Blocks of Three

The 10’s were on deck today. I wasn’t too sure what to expect from my first day of registration, so I shadowed a fellow teacher to observe the process. It was really great to be on the front line and greet the students as they came in. Because of the last two years of subbing, I had probably taught over 70% of the students that were lining up wide-eyed and a little confused as they trickled through the gym. There were occasional glances and questions of how or where they remembered me, and of course some who recognized me right away as the guy who voted one of them off the island or some strange lesson I taught. When I didn’t get a job straight out of university, I was a little discouraged, but the two years of subbing allowed me to meet so many different students in the division, and now I get a chance to shape at least a small part of their high school career.

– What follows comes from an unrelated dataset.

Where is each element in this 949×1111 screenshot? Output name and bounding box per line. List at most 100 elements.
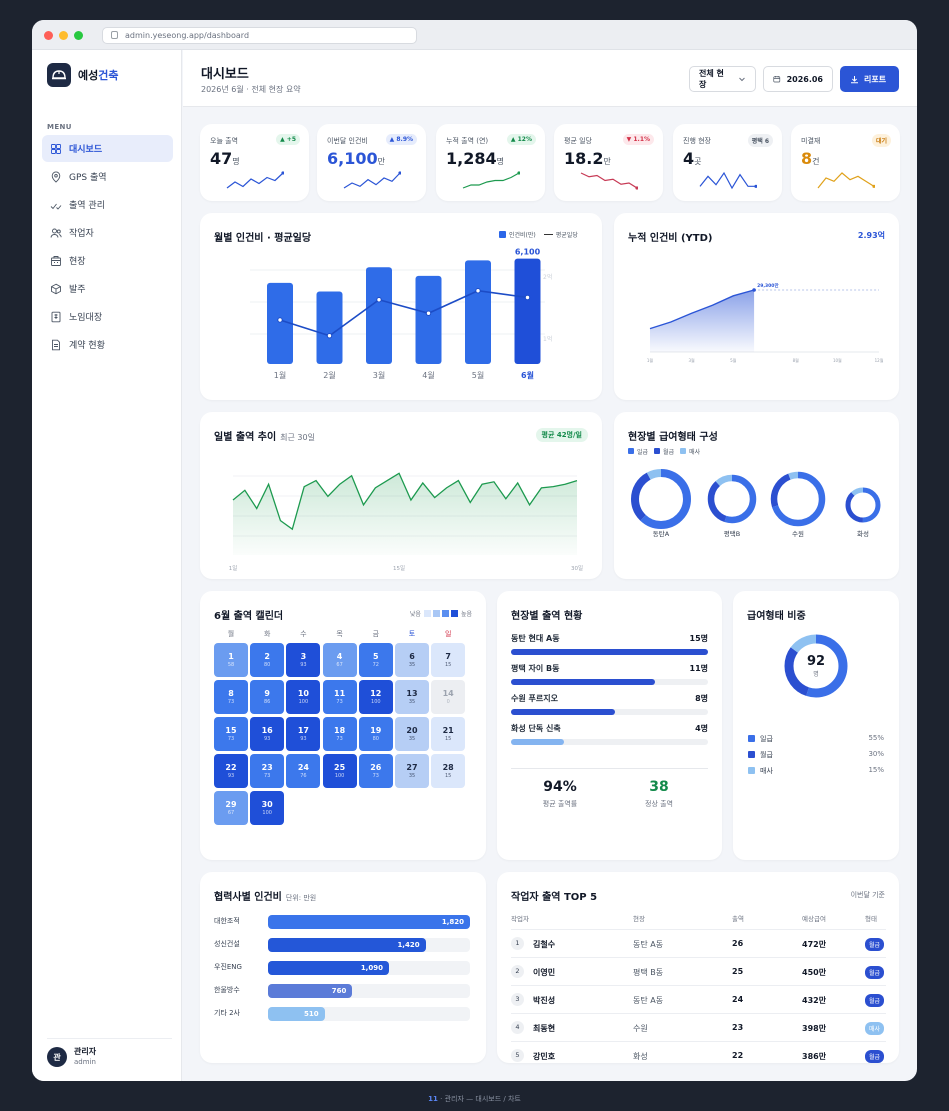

I wanted to start my third block with a little pop, so I started plugging away on a few slides for Notebook. A couple of spinning letters and shrink and grow graphics. I wanted to make a few erase and reveal statements, so I decided to turn on the SmartBoard. Everything seemed to be going smoothly, and I still had over half an hour before they arrived, but of course the screen did not switch to my computer. I unplugged everything and replugged it. I tried two different computers. I tried two different connecting cords, yet still nothing but a blue screen. Alas, my grand plan of kids doodling their interpretations of the six strands of English digitally went quickly down the tubes, but luckily, I still keep some crayons about and grabbed 11X17 paper from the work room, so there would be a lesson still ready to go.

I really considered the idea that people can only pay attention for less than 15 minute chunks, so I broke up my lesson into three parts (questions about what English is, visualizing how English can be broken into strands and sharing, then summary and setup for the next lesson) While the students presented their drawings and ideas about English, a light went off in my head that I could also get them to redo this task in January to see if their views on English will have changed slightly. I could keep the poster and have them flip over the sheet with their new understanding of what we will learn over the next four months. Maybe it was a blessing in disguise that the projector malfunctioned. I now get a chance to physically remind them about where they started today. Or better yet, a chance to remind myself if I can accomplish something with them this year.